Lessons to be learnt from the fans: There are no fans more loyal and fanatical than Tamil movie fans. But that does not mean they are blind. If a movie is bad they will acknowledge it to be so and will not enthusiastically support it. Of course, a movie cannot be a hit if it only appeals to fans, it has to appeal to a broad section of the audience, which thankfully Kavalan did. Kavalan has proved that fans of a mass hero like Vijay’s can mobilize and make things happen. And this is just for a movie. Imagine what else can be down with this huge network of fans.
Kavalan is a turning point in Vijay’s career because it shows that people can still accept the romantic Vijay who was quite prevalent on screen before Thirumalai and Ghilli changed the course of his career. Perhaps Vijay will be more adventurous in choosing scripts and will learn to balance a pukka masala movie filled with punch dialogues with movies that allow him to explore other facets of his talents like romantic comedies for instance. Hopefully the next time a director like Gautham Vasudev Menon comes to him with a story, Vijay will not send him back with suggestions of adding a kuthu song here, some punch dialogues there etc.
Lessons for Vijay: The days when fans used to support a star’s movie no matter how bad it was are long gone as the extinct dodo bird! Pay more attention in choosing scripts and try different roles or genre. Get out of the image trap. If the movie is good, your fans and other movie goers will support you.
Vijay and his fans have turned out winners in this round. The huge popular support and good will towards Vijay for Kavalan is a good indication of the popularity of this man with the masses. Can this be turned into political mileage? Certain parties certainly think so and that’s why they threw in obstacles along his path. The announcement that Vijay would only enter politics when he is 40 must be a relief to them since that means for this election at least they will not have to face the possibility of Vijay contesting the election.
Lessons for other actors
The fact that a mega star like Vijay was faced with problem releasing his film should ring alarm bells across the movie industry.

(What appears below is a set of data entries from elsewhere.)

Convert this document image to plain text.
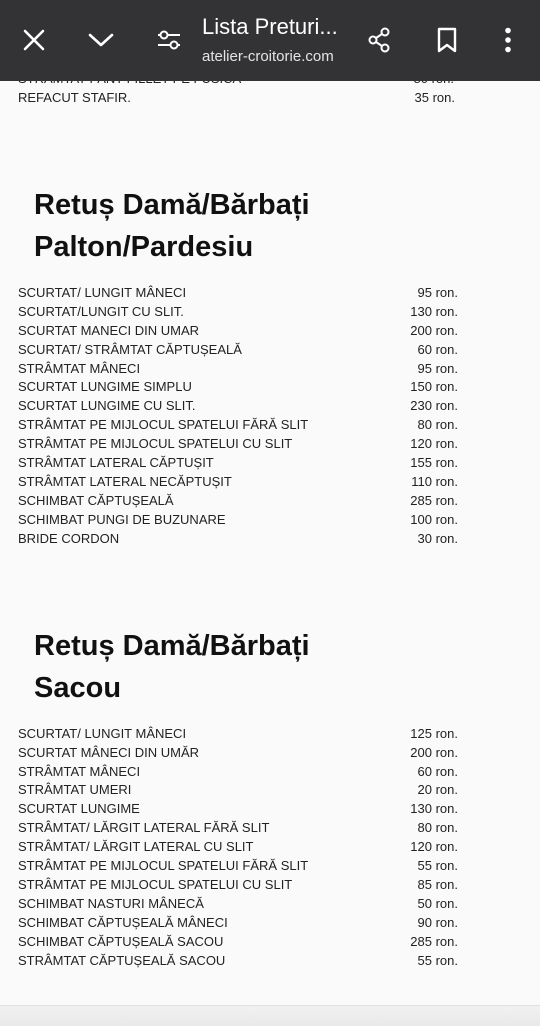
REFACUT STAFIR.	35 ron.
Retuș Damă/Bărbați
Palton/Pardesiu
SCURTAT/ LUNGIT MÂNECI	95 ron.
SCURTAT/LUNGIT CU SLIT.	130 ron.
SCURTAT MANECI DIN UMAR	200 ron.
SCURTAT/ STRÂMTAT CĂPTUȘEALĂ	60 ron.
STRÂMTAT MÂNECI	95 ron.
SCURTAT LUNGIME SIMPLU	150 ron.
SCURTAT LUNGIME CU SLIT.	230 ron.
STRÂMTAT PE MIJLOCUL SPATELUI FĂRĂ SLIT	80 ron.
STRÂMTAT PE MIJLOCUL SPATELUI CU SLIT	120 ron.
STRÂMTAT LATERAL CĂPTUȘIT	155 ron.
STRÂMTAT LATERAL NECĂPTUȘIT	110 ron.
SCHIMBAT CĂPTUȘEALĂ	285 ron.
SCHIMBAT PUNGI DE BUZUNARE	100 ron.
BRIDE CORDON	30 ron.
Retuș Damă/Bărbați
Sacou
SCURTAT/ LUNGIT MÂNECI	125 ron.
SCURTAT MÂNECI DIN UMĂR	200 ron.
STRÂMTAT MÂNECI	60 ron.
STRÂMTAT UMERI	20 ron.
SCURTAT LUNGIME	130 ron.
STRÂMTAT/ LĂRGIT LATERAL FĂRĂ SLIT	80 ron.
STRÂMTAT/ LĂRGIT LATERAL CU SLIT	120 ron.
STRÂMTAT PE MIJLOCUL SPATELUI FĂRĂ SLIT	55 ron.
STRÂMTAT PE MIJLOCUL SPATELUI CU SLIT	85 ron.
SCHIMBAT NASTURI MÂNECĂ	50 ron.
SCHIMBAT CĂPTUȘEALĂ MÂNECI	90 ron.
SCHIMBAT CĂPTUȘEALĂ SACOU	285 ron.
STRÂMTAT CĂPTUȘEALĂ SACOU	55 ron.
Lista Preturi...
atelier-croitorie.com
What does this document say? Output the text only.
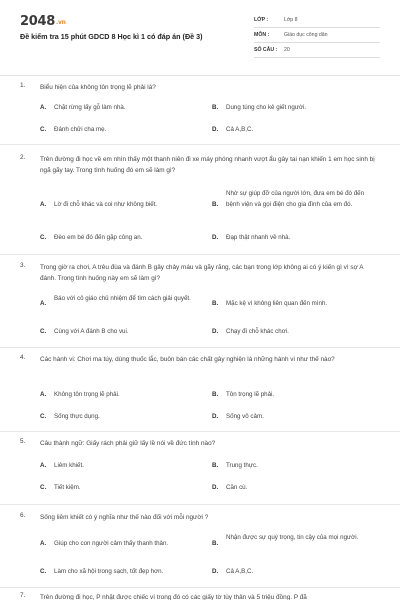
2048.vn
Đề kiểm tra 15 phút GDCD 8 Học kì 1 có đáp án (Đề 3)
LỚP :	Lớp 8
MÔN :	Giáo dục công dân
SỐ CÂU : 20
1. Biểu hiện của không tôn trọng lẽ phải là?
A. Chặt rừng lấy gỗ làm nhà.	B. Dung túng cho kẻ giết người.
C. Đánh chửi cha mẹ.	D. Cả A,B,C.
2. Trên đường đi học về em nhìn thấy một thanh niên đi xe máy phóng nhanh vượt ẩu gây tai nạn khiến 1 em học sinh bị ngã gãy tay. Trong tình huống đó em sẽ làm gì?
A. Lờ đi chỗ khác và coi như không biết.	B.
Nhờ sự giúp đỡ của người lớn, đưa em bé đó đến bệnh viện và gọi điện cho gia đình của em đó.
C. Đèo em bé đó đến gặp công an.	D. Đạp thật nhanh về nhà.
3. Trong giờ ra chơi, A trêu đùa và đánh B gây chảy máu và gãy răng, các bạn trong lớp không ai có ý kiến gì vì sợ A đánh. Trong tình huống này em sẽ làm gì?
A.
Báo với cô giáo chủ nhiệm để tìm cách giải quyết.
B. Mặc kệ vì không liên quan đến mình.
C. Cùng với A đánh B cho vui.	D. Chạy đi chỗ khác chơi.
4. Các hành vi: Chơi ma túy, dùng thuốc lắc, buôn bán các chất gây nghiện là những hành vi như thế nào?
A. Không tôn trọng lẽ phải.	B. Tôn trọng lẽ phải.
C. Sống thực dụng.	D. Sống vô cảm.
5. Câu thành ngữ: Giấy rách phải giữ lấy lề nói về đức tính nào?
A. Liêm khiết.	B. Trung thực.
C. Tiết kiệm.	D. Cần cù.
6. Sống liêm khiết có ý nghĩa như thế nào đối với mỗi người ?
A. Giúp cho con người cảm thấy thanh thản.	B.
Nhận được sự quý trọng, tin cậy của mọi người.
C. Làm cho xã hội trong sạch, tốt đẹp hơn.	D. Cả A,B,C.
7. Trên đường đi học, P nhặt được chiếc ví trong đó có các giấy tờ tùy thân và 5 triệu đồng. P đã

If it could happen to him, it could happen to other stars. What would be their fate especially if they had not reached the mega star status of Vijay? Where can they go to address their problem? Monopoly in any industry is bad. Right now in Tamil film industry it seems as though the television, movie production and distribution is slowly controlled by one powerful family. What happens when a star runs afoul of them by not supporting them politically or just by speaking out his or her mind on certain issues that goes against them?
Will they be boycotted by TV stations and other media loyal to that family? Where will these stars go for help? Will Nadigar Sangam be willing to stand by them and offer support or turn the other way? These are questions that need to be given deep thought not only for the star’s future but the future of Tamil film industry.